We are not gods. This gives us our freedom.

Beings routed in time and space will always have uncertainty. Uncertainty means we can never truly know how someone will act. But we are also not idiots. We can use knowledge to weight our beliefs about different outcomes. And we will be right some of the time. Just not all of the time.

Even a little uncertainty means that human beings have the benefit of doubt in their actions. We cannot know for certain whether any one person will commit a crime. But we can allocate resources to reduce time based on our knowledge. We also cannot know for certain why any crime was committed. But we can have hunches and theories. And if we need to select a reason, we can pick our best one. We should remember that our baseline is a blind guess. And the likelihood of a blind guess being right depends on the number of outcomes; the more complex our system the more we need some form of knowledge.

So: Do We Have Free Will?

Let’s regroup:

  • free will is the thought that we can control our choices and actions;
  • we can look at it in terms of a “will” that is “free”;
  • if we assume that human being are embodied and material, the “will” can be primarily located within the brain;
  • the “will” is likely associated with the functioning of the frontal lobes;
  • freedom relates to the knowledge of an observer;
  • we can be an observer of ourselves; and
  • we can never know anything with certainty.

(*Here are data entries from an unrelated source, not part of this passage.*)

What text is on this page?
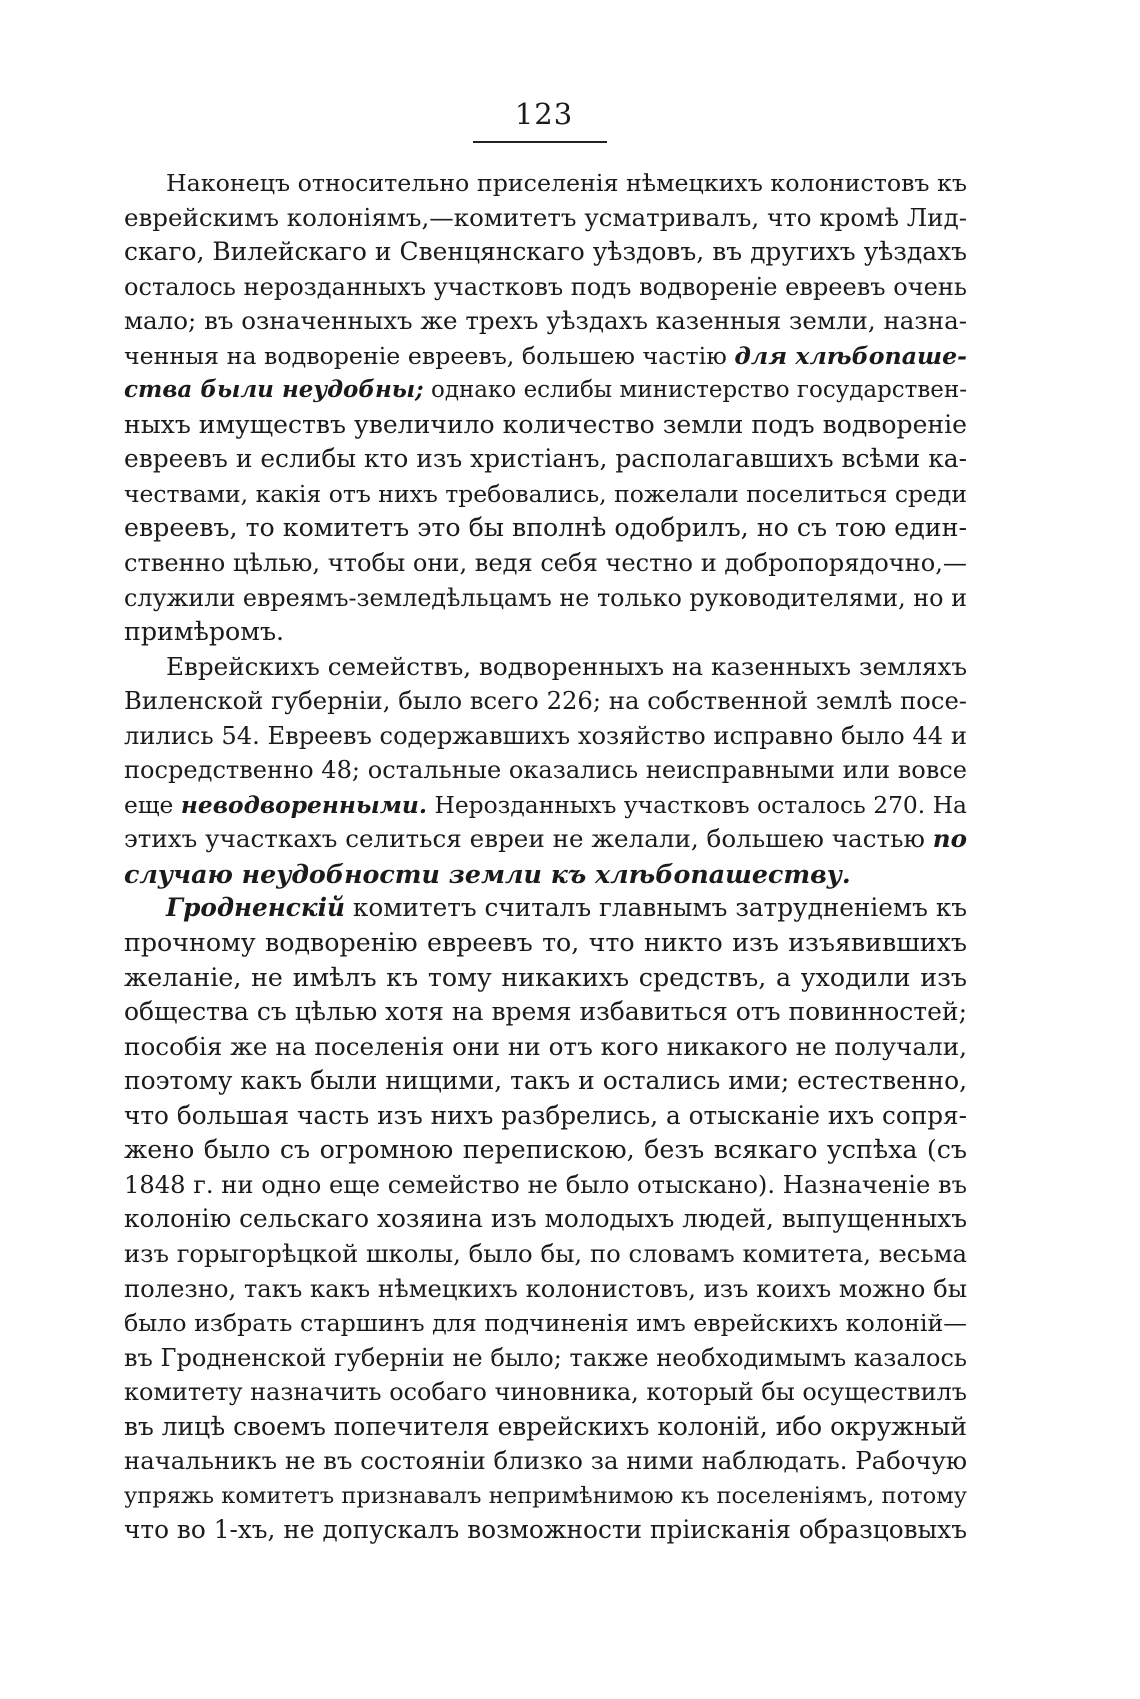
123
Наконецъ относительно приселенія нѣмецкихъ колонистовъ къ
еврейскимъ колоніямъ,—комитетъ усматривалъ, что кромѣ Лид-
скаго, Вилейскаго и Свенцянскаго уѣздовъ, въ другихъ уѣздахъ
осталось нерозданныхъ участковъ подъ водвореніе евреевъ очень
мало; въ означенныхъ же трехъ уѣздахъ казенныя земли, назна-
ченныя на водвореніе евреевъ, большею частію для хлѣбопаше-
ства были неудобны; однако еслибы министерство государствен-
ныхъ имуществъ увеличило количество земли подъ водвореніе
евреевъ и еслибы кто изъ христіанъ, располагавшихъ всѣми ка-
чествами, какія отъ нихъ требовались, пожелали поселиться среди
евреевъ, то комитетъ это бы вполнѣ одобрилъ, но съ тою един-
ственно цѣлью, чтобы они, ведя себя честно и добропорядочно,—
служили евреямъ-земледѣльцамъ не только руководителями, но и
примѣромъ.
Еврейскихъ семействъ, водворенныхъ на казенныхъ земляхъ
Виленской губерніи, было всего 226; на собственной землѣ посе-
лились 54. Евреевъ содержавшихъ хозяйство исправно было 44 и
посредственно 48; остальные оказались неисправными или вовсе
еще неводворенными. Нерозданныхъ участковъ осталось 270. На
этихъ участкахъ селиться евреи не желали, большею частью по
случаю неудобности земли къ хлѣбопашеству.
Гродненскій комитетъ считалъ главнымъ затрудненіемъ къ
прочному водворенію евреевъ то, что никто изъ изъявившихъ
желаніе, не имѣлъ къ тому никакихъ средствъ, а уходили изъ
общества съ цѣлью хотя на время избавиться отъ повинностей;
пособія же на поселенія они ни отъ кого никакого не получали,
поэтому какъ были нищими, такъ и остались ими; естественно,
что большая часть изъ нихъ разбрелись, а отысканіе ихъ сопря-
жено было съ огромною перепискою, безъ всякаго успѣха (съ
1848 г. ни одно еще семейство не было отыскано). Назначеніе въ
колонію сельскаго хозяина изъ молодыхъ людей, выпущенныхъ
изъ горыгорѣцкой школы, было бы, по словамъ комитета, весьма
полезно, такъ какъ нѣмецкихъ колонистовъ, изъ коихъ можно бы
было избрать старшинъ для подчиненія имъ еврейскихъ колоній—
въ Гродненской губерніи не было; также необходимымъ казалось
комитету назначить особаго чиновника, который бы осуществилъ
въ лицѣ своемъ попечителя еврейскихъ колоній, ибо окружный
начальникъ не въ состояніи близко за ними наблюдать. Рабочую
упряжь комитетъ признавалъ непримѣнимою къ поселеніямъ, потому
что во 1-хъ, не допускалъ возможности пріисканія образцовыхъ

Like quantum physics, the answer to the question of whether the will is free seems to depend on the observer. To an omniscient being that exists outside of time we are not free. On the other hand as human beings, we can never know for certain how things are going to turn out. It thus seems like the question regarding determinism and free will is not a helpful one. We are constrained by external circumstances in all we do. But there is also a universe of possibilities within our own minds. We can never know for certain how these will interact, or what the outcome will be. That does not mean that we cannot say what may be more or less likely.

So to say someone has “free will”, is maybe to say that their brains act in a way where even if we try to constrain or control factors outside of their body, there is still a large amount of uncertainty in our predictions of their future actions. This uncertainty is such that we cannot judge or take actions based on one predicted outcome. Our freedom lies in our necessary ignorance.